The first experiment scheme is fixed frequency variable current. Perform experiment at multiple frequencies such as 40, 50, 75 Hz; At each frequency, set multiple current amplitudes I_m,a between 0 and 4 A, and get several amplitude data pairs for different currents at that frequency F₅~I_m,a, forming a curve. Multiple curves can be obtained under multiple experiment frequencies, and the experiment results are shown in Figure 9. The curves of different frequencies in the figure basically overlap and conform to the shape of a quadratic curve. The fitting can be performed based on all the experimental data and according to Equation (26). The fitting result is K = 2.12.

The second experiment scheme: fixed current variable frequency. According to Equation (26), the ratio between the amplitude of alternating suction force and the square of the current amplitude $F_5/I_{\mathrm{m}}^2$ should be a constant 2.12 in the operating frequency band, so the second experiment was conducted to verify the fitting results again, i.e., the amplitude of the excitation current was fixed, and the frequency was gradually increased. Extract the amplitude F₅ of f₅ at each frequency, and get the curve of $F_5/I_{\mathrm{m}}^2$ changing with frequency. The experiment result is shown in Figure 10, and the curve appears as a horizontal line and coincides with the curve calculated by the fitting constant K = 2.12.

The above experiment shows that the fitting result is reliable and can be used for the calculation of electromagnetic suction force. The analysis result shown in Equation (26) is correct. It also verifies that the current-based alternating electromagnetic suction force is independent of frequency.

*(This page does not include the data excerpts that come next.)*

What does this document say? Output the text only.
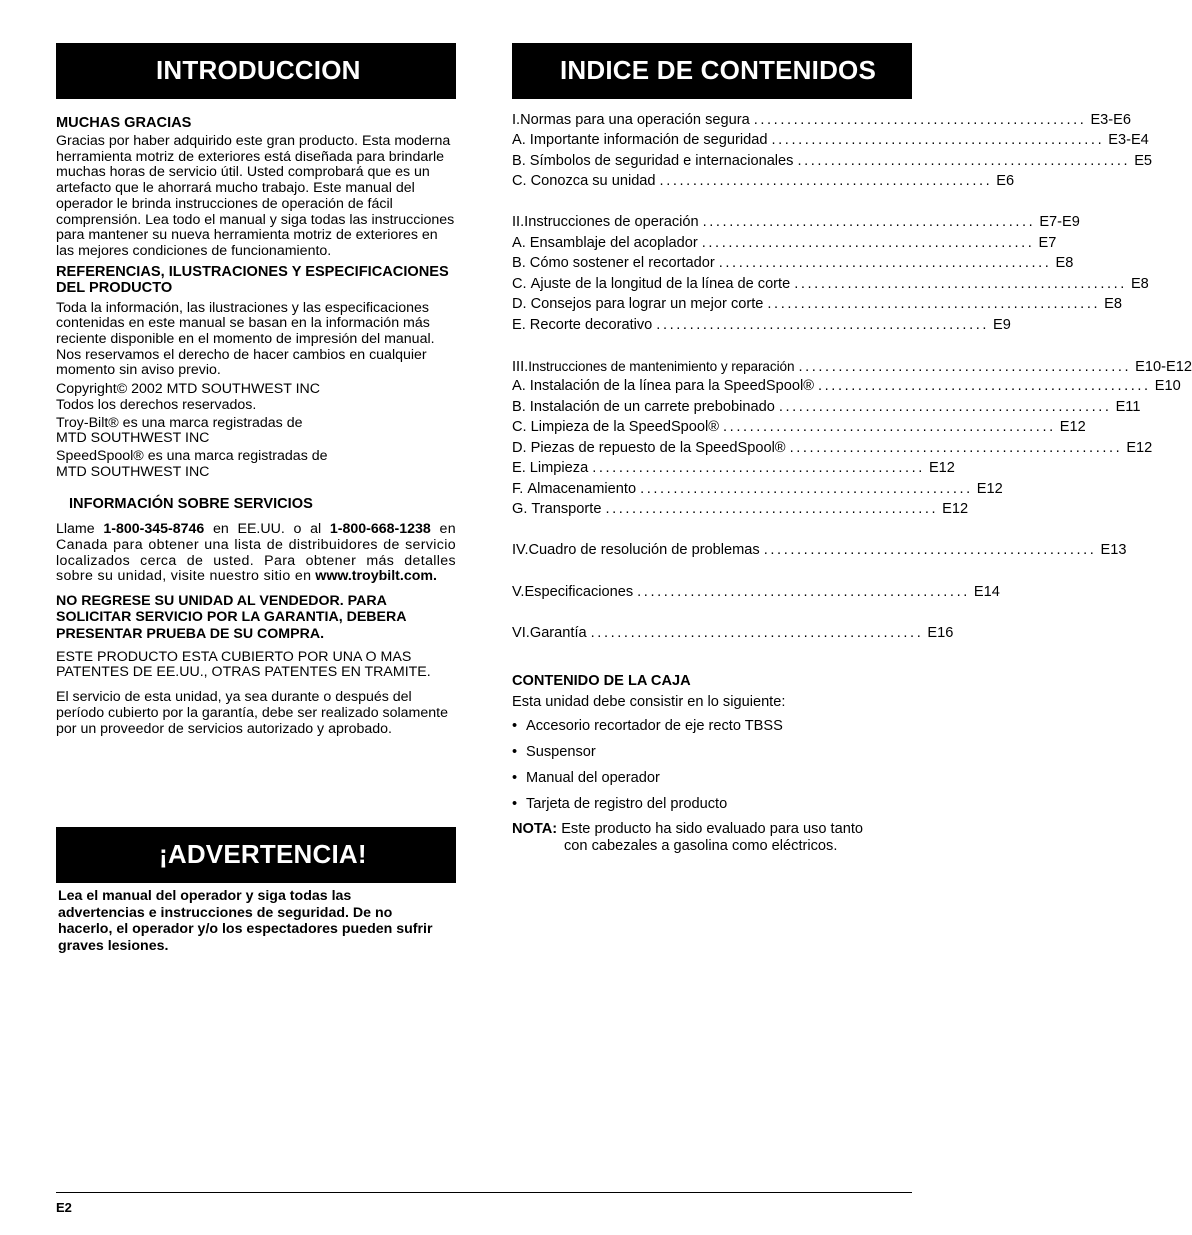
INTRODUCCION
MUCHAS GRACIAS

Gracias por haber adquirido este gran producto. Esta moderna herramienta motriz de exteriores está diseñada para brindarle muchas horas de servicio útil. Usted comprobará que es un artefacto que le ahorrará mucho trabajo. Este manual del operador le brinda instrucciones de operación de fácil comprensión. Lea todo el manual y siga todas las instrucciones para mantener su nueva herramienta motriz de exteriores en las mejores condiciones de funcionamiento.

REFERENCIAS, ILUSTRACIONES Y ESPECIFICACIONES DEL PRODUCTO

Toda la información, las ilustraciones y las especificaciones contenidas en este manual se basan en la información más reciente disponible en el momento de impresión del manual. Nos reservamos el derecho de hacer cambios en cualquier momento sin aviso previo.

Copyright© 2002 MTD SOUTHWEST INC
Todos los derechos reservados.

Troy-Bilt® es una marca registradas de
MTD SOUTHWEST INC

SpeedSpool® es una marca registradas de
MTD SOUTHWEST INC

INFORMACIÓN SOBRE SERVICIOS

Llame 1-800-345-8746 en EE.UU. o al 1-800-668-1238 en Canada para obtener una lista de distribuidores de servicio localizados cerca de usted. Para obtener más detalles sobre su unidad, visite nuestro sitio en www.troybilt.com.

NO REGRESE SU UNIDAD AL VENDEDOR. PARA SOLICITAR SERVICIO POR LA GARANTIA, DEBERA PRESENTAR PRUEBA DE SU COMPRA.

ESTE PRODUCTO ESTA CUBIERTO POR UNA O MAS PATENTES DE EE.UU., OTRAS PATENTES EN TRAMITE.

El servicio de esta unidad, ya sea durante o después del período cubierto por la garantía, debe ser realizado solamente por un proveedor de servicios autorizado y aprobado.

¡ADVERTENCIA!

Lea el manual del operador y siga todas las advertencias e instrucciones de seguridad. De no hacerlo, el operador y/o los espectadores pueden sufrir graves lesiones.

INDICE DE CONTENIDOS
I. Normas para una operación segura .................................................. E3-E6
A. Importante información de seguridad .................................................. E3-E4
B. Símbolos de seguridad e internacionales .................................................. E5
C. Conozca su unidad .................................................. E6
II. Instrucciones de operación .................................................. E7-E9
A. Ensamblaje del acoplador .................................................. E7
B. Cómo sostener el recortador .................................................. E8
C. Ajuste de la longitud de la línea de corte .................................................. E8
D. Consejos para lograr un mejor corte .................................................. E8
E. Recorte decorativo .................................................. E9
III. Instrucciones de mantenimiento y reparación .................................................. E10-E12
A. Instalación de la línea para la SpeedSpool® .................................................. E10
B. Instalación de un carrete prebobinado .................................................. E11
C. Limpieza de la SpeedSpool® .................................................. E12
D. Piezas de repuesto de la SpeedSpool® .................................................. E12
E. Limpieza .................................................. E12
F. Almacenamiento .................................................. E12
G. Transporte .................................................. E12
IV. Cuadro de resolución de problemas .................................................. E13
V. Especificaciones .................................................. E14
VI. Garantía .................................................. E16
CONTENIDO DE LA CAJA

Esta unidad debe consistir en lo siguiente:

• Accesorio recortador de eje recto TBSS
• Suspensor
• Manual del operador
• Tarjeta de registro del producto
NOTA: Este producto ha sido evaluado para uso tanto
con cabezales a gasolina como eléctricos.
E2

In addition to the second harmonic of the full-wave-rectified current, there are also higher harmonic quantities such as the fourth and sixth, although the amplitude is small, making the above frequency response characteristics only an approximate sense of the frequency response characteristics. The next step will be to study the shaping technology of the full-wave-rectified current to eliminate its higher harmonics and obtain the frequency response function from the current to the force at the frame side in the strict sense, so as to improve its accuracy and facilitate the active control.

6. Conclusions

(1)

In the active hydraulic mount with the inertial track-decoupling membrane hydraulic mount as the carrier, the transfer function of the active power of the actuator to the force on the frame side is constant in the mid-frequency band, which is equivalent to the proportional link.

(2)

Under the action of harmonic current of solenoid actuator, the frequency of its alternating suction force is twice the frequency of current, and the amplitude of alternating suction force is independent of frequency. Under the action of full-wave-rectified current, the frequency of the current is the same as the second harmonic component of the main component of the alternating suction force, which is convenient to calculate and test the frequency response function in the approximate sense.

(3)

The analysis and experiment verify that the transfer function of the solenoid actuator from the full-wave-rectified current to the force on the frame side is constant, which not only provides convenience for active control, but also eliminates the tedious testing of the parameters related to the traditional hydraulic mount, reduces the error links, and improves the accuracy of the transfer function.

(4)

The next step will be to study a full-wave-rectified current shaping technology to eliminate its high-order harmonic components, so as to obtain higher-precision transfer function, which is conducive to active control.